Monday 11 April 2011

The sun is shining...

...and temperatures are rarely below 20 degrees at the moment, which means I am not spending as much time indoors as I was. This coupled with a large number of tours and the final preparations for the exhibition's shipment to the United States has meant little time for blogging.

That and I've just been lazy. I'm sure there are thousands of internet URLs out there with blogs that have fizzled out after a few posts, and thousands more with 'sorry for the lack of posting' apologies like this one. That's an interesting point actually; how do you end a blog? I'm not planning on ending this one until September when my project ends and I start a new challenge (more on that in due course), but how does one end it? Goodbye? End of transmission?

*****

Either way, I'll quickly tell you about one of my procrastination tools. I have been watching 'Long Way Down' on YouTube, the series in which Ewan McGregor and Charley Boorman travel through Africa on their way from John O'Groats to Cape Town and gawp at tribes in post colonial wonder. It's nice escapist TV, the kind of thing you get on the DAVE channel in the UK (motto: "Home of witty banter") designed especially for 'blokes'. Anyway, alongside their ride they also visit a number of UNICEF projects, which often make for the most moving parts of the journey.

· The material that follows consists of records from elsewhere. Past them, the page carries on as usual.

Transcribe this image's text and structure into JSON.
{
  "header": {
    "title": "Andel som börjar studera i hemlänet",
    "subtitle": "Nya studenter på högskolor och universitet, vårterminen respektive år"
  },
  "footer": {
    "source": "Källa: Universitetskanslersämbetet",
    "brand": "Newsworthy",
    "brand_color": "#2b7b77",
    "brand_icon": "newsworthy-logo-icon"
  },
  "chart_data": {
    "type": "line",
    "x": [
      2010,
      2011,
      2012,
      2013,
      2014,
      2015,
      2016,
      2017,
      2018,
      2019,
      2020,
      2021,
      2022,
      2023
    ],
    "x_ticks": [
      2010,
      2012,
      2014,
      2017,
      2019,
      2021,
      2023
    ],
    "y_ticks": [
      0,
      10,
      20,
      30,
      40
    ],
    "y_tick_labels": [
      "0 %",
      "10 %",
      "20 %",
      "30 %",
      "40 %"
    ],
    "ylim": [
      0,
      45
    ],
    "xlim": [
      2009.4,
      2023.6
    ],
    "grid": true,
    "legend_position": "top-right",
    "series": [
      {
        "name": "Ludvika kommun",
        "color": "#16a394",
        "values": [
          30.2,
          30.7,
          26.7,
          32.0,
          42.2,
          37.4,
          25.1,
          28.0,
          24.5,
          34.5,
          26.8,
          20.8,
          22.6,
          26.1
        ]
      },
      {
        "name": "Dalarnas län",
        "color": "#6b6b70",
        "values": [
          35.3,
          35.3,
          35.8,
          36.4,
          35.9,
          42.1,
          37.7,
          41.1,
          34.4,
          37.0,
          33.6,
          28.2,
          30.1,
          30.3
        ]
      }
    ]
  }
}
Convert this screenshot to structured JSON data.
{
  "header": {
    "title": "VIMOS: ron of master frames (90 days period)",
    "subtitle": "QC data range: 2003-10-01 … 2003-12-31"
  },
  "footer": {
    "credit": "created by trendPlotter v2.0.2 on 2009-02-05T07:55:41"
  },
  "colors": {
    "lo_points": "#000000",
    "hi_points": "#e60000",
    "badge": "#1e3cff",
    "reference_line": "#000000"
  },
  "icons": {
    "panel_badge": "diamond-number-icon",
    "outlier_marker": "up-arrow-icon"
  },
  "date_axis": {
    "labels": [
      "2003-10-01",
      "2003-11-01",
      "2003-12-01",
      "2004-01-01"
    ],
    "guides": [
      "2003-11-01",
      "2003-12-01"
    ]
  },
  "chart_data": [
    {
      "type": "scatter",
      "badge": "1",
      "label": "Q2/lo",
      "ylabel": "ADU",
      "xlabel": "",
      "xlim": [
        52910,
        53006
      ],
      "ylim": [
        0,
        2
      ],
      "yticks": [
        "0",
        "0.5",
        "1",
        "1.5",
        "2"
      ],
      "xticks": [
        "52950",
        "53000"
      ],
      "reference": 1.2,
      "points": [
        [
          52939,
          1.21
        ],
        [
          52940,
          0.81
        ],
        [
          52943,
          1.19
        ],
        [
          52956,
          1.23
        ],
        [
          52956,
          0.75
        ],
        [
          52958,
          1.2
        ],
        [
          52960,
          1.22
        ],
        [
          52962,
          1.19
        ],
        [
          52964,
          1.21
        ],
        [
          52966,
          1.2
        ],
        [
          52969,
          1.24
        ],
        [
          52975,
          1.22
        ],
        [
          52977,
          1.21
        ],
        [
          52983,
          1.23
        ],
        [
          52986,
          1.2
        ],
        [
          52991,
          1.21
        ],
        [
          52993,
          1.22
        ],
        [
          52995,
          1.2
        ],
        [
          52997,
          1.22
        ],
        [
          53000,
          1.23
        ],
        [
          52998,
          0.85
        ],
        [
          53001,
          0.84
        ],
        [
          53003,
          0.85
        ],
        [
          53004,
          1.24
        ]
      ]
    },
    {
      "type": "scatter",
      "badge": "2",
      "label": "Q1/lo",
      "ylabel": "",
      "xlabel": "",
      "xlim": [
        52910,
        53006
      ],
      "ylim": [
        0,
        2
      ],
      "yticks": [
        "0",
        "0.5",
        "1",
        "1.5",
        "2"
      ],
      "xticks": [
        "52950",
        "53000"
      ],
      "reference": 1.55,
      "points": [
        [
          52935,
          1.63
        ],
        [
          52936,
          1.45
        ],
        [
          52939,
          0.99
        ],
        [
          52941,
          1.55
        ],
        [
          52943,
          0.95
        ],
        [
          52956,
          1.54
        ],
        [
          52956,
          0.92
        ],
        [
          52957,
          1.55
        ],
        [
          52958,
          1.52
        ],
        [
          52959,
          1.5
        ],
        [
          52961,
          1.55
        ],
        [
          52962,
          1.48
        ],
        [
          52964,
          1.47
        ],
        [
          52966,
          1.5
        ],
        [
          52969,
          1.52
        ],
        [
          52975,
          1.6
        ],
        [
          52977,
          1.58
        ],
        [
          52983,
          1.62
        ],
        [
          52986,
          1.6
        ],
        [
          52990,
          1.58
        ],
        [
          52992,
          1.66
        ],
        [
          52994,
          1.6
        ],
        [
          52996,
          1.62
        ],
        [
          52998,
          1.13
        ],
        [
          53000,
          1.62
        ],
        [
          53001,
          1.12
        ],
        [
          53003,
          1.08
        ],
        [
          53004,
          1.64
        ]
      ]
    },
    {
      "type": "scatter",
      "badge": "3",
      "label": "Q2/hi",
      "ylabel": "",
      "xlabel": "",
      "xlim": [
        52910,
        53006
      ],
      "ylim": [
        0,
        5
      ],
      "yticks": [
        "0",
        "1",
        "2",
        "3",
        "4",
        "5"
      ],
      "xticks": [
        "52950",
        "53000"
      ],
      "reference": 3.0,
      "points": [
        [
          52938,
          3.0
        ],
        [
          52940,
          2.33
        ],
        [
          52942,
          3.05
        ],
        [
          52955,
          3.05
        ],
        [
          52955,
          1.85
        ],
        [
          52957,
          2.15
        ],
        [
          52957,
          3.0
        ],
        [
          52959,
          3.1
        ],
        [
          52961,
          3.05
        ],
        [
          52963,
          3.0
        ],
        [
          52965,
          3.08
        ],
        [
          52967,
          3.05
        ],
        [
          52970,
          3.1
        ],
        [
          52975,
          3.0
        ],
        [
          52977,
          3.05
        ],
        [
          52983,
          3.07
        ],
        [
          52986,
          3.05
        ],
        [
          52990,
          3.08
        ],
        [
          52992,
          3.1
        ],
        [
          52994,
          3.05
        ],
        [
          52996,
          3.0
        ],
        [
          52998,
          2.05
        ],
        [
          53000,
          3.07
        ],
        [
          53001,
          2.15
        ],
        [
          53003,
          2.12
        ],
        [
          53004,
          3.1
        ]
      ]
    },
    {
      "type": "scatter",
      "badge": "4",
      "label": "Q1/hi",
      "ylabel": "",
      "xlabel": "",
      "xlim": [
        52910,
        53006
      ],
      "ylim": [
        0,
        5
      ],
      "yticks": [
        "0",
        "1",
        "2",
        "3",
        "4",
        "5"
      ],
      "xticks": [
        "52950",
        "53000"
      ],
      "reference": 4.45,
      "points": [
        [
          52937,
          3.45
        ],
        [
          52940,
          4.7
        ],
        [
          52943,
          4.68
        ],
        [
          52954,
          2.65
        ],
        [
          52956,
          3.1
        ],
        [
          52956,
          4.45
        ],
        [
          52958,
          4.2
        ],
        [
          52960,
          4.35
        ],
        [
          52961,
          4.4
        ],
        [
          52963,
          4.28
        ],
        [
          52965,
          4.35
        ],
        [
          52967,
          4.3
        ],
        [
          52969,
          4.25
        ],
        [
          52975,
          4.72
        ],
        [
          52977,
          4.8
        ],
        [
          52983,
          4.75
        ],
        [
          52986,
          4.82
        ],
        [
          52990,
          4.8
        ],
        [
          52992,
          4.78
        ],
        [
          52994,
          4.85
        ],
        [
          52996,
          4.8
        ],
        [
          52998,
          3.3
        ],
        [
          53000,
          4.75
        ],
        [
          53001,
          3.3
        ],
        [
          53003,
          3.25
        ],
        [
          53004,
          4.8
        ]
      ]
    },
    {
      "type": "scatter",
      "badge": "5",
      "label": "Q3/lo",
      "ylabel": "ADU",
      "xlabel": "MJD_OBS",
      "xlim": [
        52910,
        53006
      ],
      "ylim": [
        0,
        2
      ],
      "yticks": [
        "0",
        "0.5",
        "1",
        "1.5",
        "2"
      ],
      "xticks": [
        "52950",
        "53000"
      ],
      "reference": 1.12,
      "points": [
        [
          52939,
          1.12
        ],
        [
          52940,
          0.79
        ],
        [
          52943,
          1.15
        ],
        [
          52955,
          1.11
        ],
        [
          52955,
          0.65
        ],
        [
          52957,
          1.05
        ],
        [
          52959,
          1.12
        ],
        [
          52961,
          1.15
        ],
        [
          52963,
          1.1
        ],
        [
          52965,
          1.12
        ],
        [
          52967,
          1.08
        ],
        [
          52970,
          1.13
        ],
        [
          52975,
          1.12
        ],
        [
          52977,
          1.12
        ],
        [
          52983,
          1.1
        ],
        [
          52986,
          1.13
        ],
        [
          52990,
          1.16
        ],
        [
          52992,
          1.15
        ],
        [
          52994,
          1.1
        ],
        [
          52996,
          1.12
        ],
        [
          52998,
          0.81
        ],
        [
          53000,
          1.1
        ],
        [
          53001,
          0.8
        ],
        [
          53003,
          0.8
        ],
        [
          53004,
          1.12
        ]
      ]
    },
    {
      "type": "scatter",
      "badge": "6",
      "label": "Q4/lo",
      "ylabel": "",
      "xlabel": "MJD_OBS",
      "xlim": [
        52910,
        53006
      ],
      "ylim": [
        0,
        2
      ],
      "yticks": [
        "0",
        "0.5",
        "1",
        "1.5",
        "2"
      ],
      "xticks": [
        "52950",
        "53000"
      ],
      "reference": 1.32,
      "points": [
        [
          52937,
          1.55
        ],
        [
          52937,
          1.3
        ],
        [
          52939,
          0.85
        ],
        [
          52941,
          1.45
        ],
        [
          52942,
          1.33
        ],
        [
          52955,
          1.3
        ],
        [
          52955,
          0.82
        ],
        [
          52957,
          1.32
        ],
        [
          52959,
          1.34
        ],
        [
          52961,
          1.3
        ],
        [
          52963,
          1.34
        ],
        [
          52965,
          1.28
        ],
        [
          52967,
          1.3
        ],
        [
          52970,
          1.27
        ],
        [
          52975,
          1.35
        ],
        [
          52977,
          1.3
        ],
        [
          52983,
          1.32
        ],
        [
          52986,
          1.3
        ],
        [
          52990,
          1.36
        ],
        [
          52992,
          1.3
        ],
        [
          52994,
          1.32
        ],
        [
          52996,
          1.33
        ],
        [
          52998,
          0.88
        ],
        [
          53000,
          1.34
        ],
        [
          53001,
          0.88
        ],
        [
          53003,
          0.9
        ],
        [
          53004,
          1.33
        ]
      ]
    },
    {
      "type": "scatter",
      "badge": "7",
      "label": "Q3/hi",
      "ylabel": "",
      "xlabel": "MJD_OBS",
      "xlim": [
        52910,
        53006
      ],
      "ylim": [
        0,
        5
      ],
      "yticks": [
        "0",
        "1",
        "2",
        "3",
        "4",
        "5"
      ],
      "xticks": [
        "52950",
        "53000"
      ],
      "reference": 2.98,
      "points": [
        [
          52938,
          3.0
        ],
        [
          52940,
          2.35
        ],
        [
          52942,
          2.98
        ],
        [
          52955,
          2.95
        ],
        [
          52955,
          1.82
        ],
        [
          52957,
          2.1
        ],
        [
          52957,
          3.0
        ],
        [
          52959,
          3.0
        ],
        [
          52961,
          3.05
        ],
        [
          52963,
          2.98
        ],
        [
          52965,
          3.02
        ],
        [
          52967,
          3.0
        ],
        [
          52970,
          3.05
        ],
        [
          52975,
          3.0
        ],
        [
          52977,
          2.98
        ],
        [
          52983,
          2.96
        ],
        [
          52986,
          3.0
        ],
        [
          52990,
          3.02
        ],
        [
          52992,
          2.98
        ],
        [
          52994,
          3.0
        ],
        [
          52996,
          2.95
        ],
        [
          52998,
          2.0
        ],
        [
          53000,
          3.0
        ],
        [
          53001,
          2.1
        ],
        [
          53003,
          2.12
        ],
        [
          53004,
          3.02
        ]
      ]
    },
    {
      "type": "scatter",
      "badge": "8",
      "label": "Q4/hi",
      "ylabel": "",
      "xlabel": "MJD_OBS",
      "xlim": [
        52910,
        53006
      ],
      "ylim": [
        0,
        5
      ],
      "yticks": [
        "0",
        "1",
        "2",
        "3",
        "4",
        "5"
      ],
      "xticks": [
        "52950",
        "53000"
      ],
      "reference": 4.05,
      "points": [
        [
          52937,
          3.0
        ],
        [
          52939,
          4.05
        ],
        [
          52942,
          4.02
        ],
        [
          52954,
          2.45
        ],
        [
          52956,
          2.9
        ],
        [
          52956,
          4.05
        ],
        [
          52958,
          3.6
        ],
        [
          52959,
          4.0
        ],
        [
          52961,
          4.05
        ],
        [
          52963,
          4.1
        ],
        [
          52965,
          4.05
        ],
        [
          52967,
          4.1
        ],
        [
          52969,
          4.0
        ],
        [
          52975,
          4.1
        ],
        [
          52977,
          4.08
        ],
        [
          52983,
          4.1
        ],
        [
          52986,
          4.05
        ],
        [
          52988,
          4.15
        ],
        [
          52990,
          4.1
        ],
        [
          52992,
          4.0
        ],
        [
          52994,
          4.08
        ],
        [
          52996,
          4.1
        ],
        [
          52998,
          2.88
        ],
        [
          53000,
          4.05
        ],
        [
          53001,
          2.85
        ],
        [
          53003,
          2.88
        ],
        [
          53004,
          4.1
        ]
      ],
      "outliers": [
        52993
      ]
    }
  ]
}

Of interest to me was their stop-off in Kigali, Rwanda, where they had to deal with the consequences of Genocide. The Genocide in Rwanda saw the Hutu majority massacre the Tutsi ethnic minority, who had been most associated with previous colonial governments. It is a very different genocide from the one I work with, for although both the Nazi Holocausts and the Rwandan genocide involved the systematic persecution of a minority, they are shocking in different ways. The Nazi Holocaust shocks us because of its cold blooded calculation, the way in which murder had a price, the cheapest and most efficient ways of exterminating people the better. The Rwandan Genocide shocks us, and I think more so in the west, because of the personal nature of the massacre. People were chopped to pieces with machetes and bludgeoned to death with hammers. This was incredibly warm blooded brutality, entirely irrational and charged with emotion.

Charley and Ewan visit a church in which five thousand people were murdered. Their bones are laid inside, along with their bloody clothes, left hanging from the ceiling. Ewan asks the girl who takes them around the question that is on everybody's mind as they watch, "So are you a Hutu or a Tutsi?"

"Back then I was Tutsi; now I am a Rwandan."